ライトノベル作法研究所
  1. トップ
  2. 創作Q&A
  3. 作家デビュー
  4. 現役下読みによるラノベ新人賞Q&A公開日:2013/10/15

現役下読みによるラノベ新人賞Q&Aその3

田中さんの質問2013/10/12

 こんにちは。折角の機会ですので、質問をさせていただきます。
 主人公の属性について質問をしたいと思います。

 昨今のラノベでは、「平凡な主人公が事件に巻き込まれて~」とか、「平凡だけど実は~で」とか。そういうのが定型化していると私は感じています。
 有名作品で例を上げるなら、「涼宮ハルヒシリーズ」のキョンや「僕は友達が少ない」の小鷹、「俺の妹がこんなに可愛いわけがない」の京介など。いわゆる「やれやれ系主人公」や「巻き込まれ系主人公」が大半を占めていると感じています。これは外発的動機によるものであって、こんな人物がヒロインにモテまくる世界を受け入れるのに抵抗してしまうのです。
 私自身はそういった主人公が嫌いで、逆に自分から物語に首を突っ込むような主人公が好きです。

 例えば、「物語シリーズ」の安良々木暦や「とあるシリーズ」の上条さん、一方通行(アクセラレータ)、浜面仕上が大好きです。
 他にも、主人公が普通ではない作品が好きな傾向があるようで、「やはり俺の青春ラブコメは間違っている」の比企谷八幡、「嘘つきみーくんと壊れたまーちゃん」のみーくんが良いと感じています。

 さて、前置きが長くなったのですがここからが本題です。
 こういった私の好みのせいか、創作する作品の主人公は全て普通ではない属性を持ってしまいます。(性格に難があったり、倫理観や価値観が人とは違ったり、女の子でも殴ったり、など)
 そんな物語はやはり自己満足でしかないのでしょうか? 
 読む側からしてみれば、もっと共感のできる主人公が良いのでしょうか?
 また、受賞を狙うのなら普通の主人公を描いた方が良いのでしょうか?
 ジジさん自身はどう感じるのか。下読みをしている方の意見をお聞きしてみたいです。
 よろしくお願いします。

ジジさんの回答2013/10/12

 ほかの方への返信で述べたのですが、主人公とは対象読者となる年代の男子もしくは女子が共感、憧れ、嫉妬できるようなキャラであることが重要です。
 読者にプラス感情を抱かせる必要はなく、マイナス感情を抱かせるような主人公でもアリなのです。

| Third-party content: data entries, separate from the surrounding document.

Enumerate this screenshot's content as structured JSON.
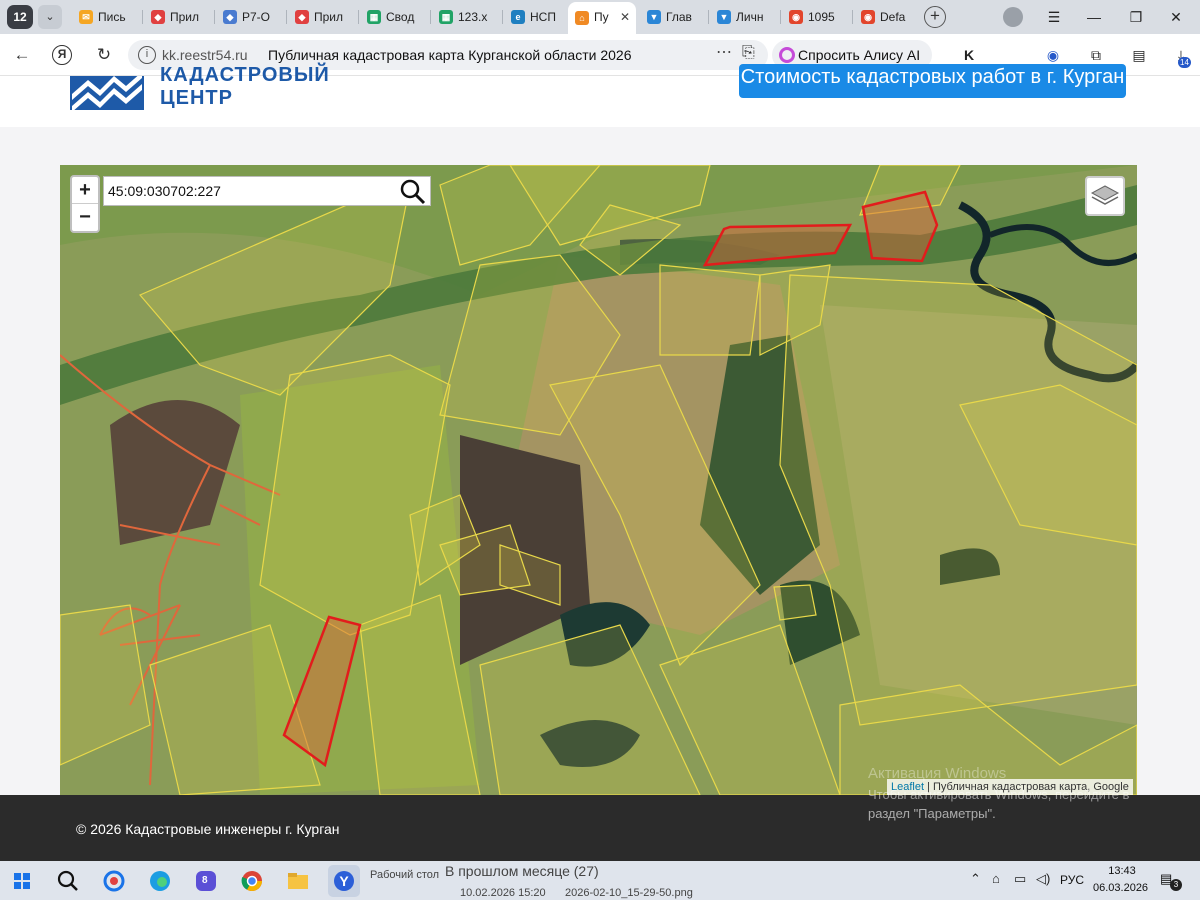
{
  "browser": {
    "tab_count": "12",
    "tabs": [
      {
        "label": "Пись",
        "color": "#f5a623",
        "glyph": "✉"
      },
      {
        "label": "Прил",
        "color": "#e04040",
        "glyph": "◆"
      },
      {
        "label": "Р7-О",
        "color": "#4a7bd0",
        "glyph": "◆"
      },
      {
        "label": "Прил",
        "color": "#e04040",
        "glyph": "◆"
      },
      {
        "label": "Свод",
        "color": "#21a366",
        "glyph": "▦"
      },
      {
        "label": "123.x",
        "color": "#21a366",
        "glyph": "▦"
      },
      {
        "label": "НСП",
        "color": "#1f7fc0",
        "glyph": "e"
      },
      {
        "label": "Пу",
        "color": "#f08a24",
        "glyph": "⌂"
      },
      {
        "label": "Глав",
        "color": "#2b86d6",
        "glyph": "▼"
      },
      {
        "label": "Личн",
        "color": "#2b86d6",
        "glyph": "▼"
      },
      {
        "label": "1095",
        "color": "#e2452c",
        "glyph": "◉"
      },
      {
        "label": "Defa",
        "color": "#e2452c",
        "glyph": "◉"
      }
    ],
    "active_tab_close": "✕",
    "new_tab": "+",
    "window_controls": {
      "menu": "☰",
      "minimize": "—",
      "restore": "❐",
      "close": "✕"
    },
    "nav": {
      "back": "←",
      "ya": "Я",
      "reload": "↻"
    },
    "url_host": "kk.reestr54.ru",
    "url_title": "Публичная кадастровая карта Курганской области 2026",
    "url_more": "⋯",
    "bookmark": "⎘",
    "alice": "Спросить Алису AI",
    "ext_badge": "14"
  },
  "site": {
    "logo_line1": "КАДАСТРОВЫЙ",
    "logo_line2": "ЦЕНТР",
    "cta": "Стоимость кадастровых работ в г. Курган",
    "brand_color": "#1e5aa8",
    "cta_color": "#1a8ae6"
  },
  "map": {
    "zoom_in": "+",
    "zoom_out": "−",
    "search_value": "45:09:030702:227",
    "search_icon": "search-icon",
    "layers_icon": "layers-icon",
    "attribution_link": "Leaflet",
    "attribution_rest": " | Публичная кадастровая карта, Google",
    "parcel_stroke": "#e8d84a",
    "selected_stroke": "#e21c1c"
  },
  "footer": {
    "copyright": "© 2026 Кадастровые инженеры г. Курган",
    "watermark_line1": "Активация Windows",
    "watermark_line2": "Чтобы активировать Windows, перейдите в",
    "watermark_line3": "раздел \"Параметры\"."
  },
  "taskbar": {
    "peek_desktop": "Рабочий стол",
    "peek_group": "В прошлом месяце (27)",
    "peek_file_date": "10.02.2026 15:20",
    "peek_file_name": "2026-02-10_15-29-50.png",
    "badge_count": "8",
    "lang": "РУС",
    "time": "13:43",
    "date": "06.03.2026",
    "notification_count": "3"
  }
}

 好きなキャラからして、「物事に真っ正面からでなく、斜めから関わるタイプ」かなと思いますが、この系統の主人公は今やスタンダードの1タイプです。ですので特に問題はないかと。

 受賞を狙うもっとも確実な手段を「おもしろい作品を書く」以外で言うならひとつしかありません。
 「ほかの誰も書かない・書けないものを書く」です。
 これはジャンルだろうがキャラだろうがネタだろうが(世界観でオリジナリティを出すのは非常に難しいのでここには挙げません)なんでもいい。

 現時点で、田中さんが提示された主人公像はまだこの「誰とも違う」領域に達していないものと思われますので、逆にもっと純化させてとんでもない主人公を作ってみるとよいかなと思います。

E.mewさんの質問2013/10/12

1・入賞などして出版が決まった作品がタイトルを変えられてしまう事がある。
 このタイトル変更に関して作者は口を出せるのか?

2・タイトル変更の理由は?
 タイトルがいかがわしいものであったなど公にするのに不適切であったためか?
 それとも単に出版社側の気まぐれ、遊びもあるのか?

3・タイトル変更の際は作者本人が新たなタイトルを考案することになるのか? 
 または出版社側が勝手に決めるものか?

4・通常大賞の応募要項には「受賞作品の著作権は出版社側に帰属する」と書かれているが、この著作権というのは作者に対してはどのように影響するものか?
 これというのは作者側が無断に出版したり商業展開することを防ぐのみであるか?
 1番で言ったようなタイトル変更、もしくは改稿要請に対して作者が何ら権利を持たなくなる可能性はあるか?

5・出版社側に作家を軽視する風潮は見られるか?
 例えばタイトル無断変更などあれば。

ジジさんの回答2013/10/12

 これは出版社の社員でない私があれこれ言っていい問題ではないですし、賞への応募関連でもない質問ですので、ざっくりと。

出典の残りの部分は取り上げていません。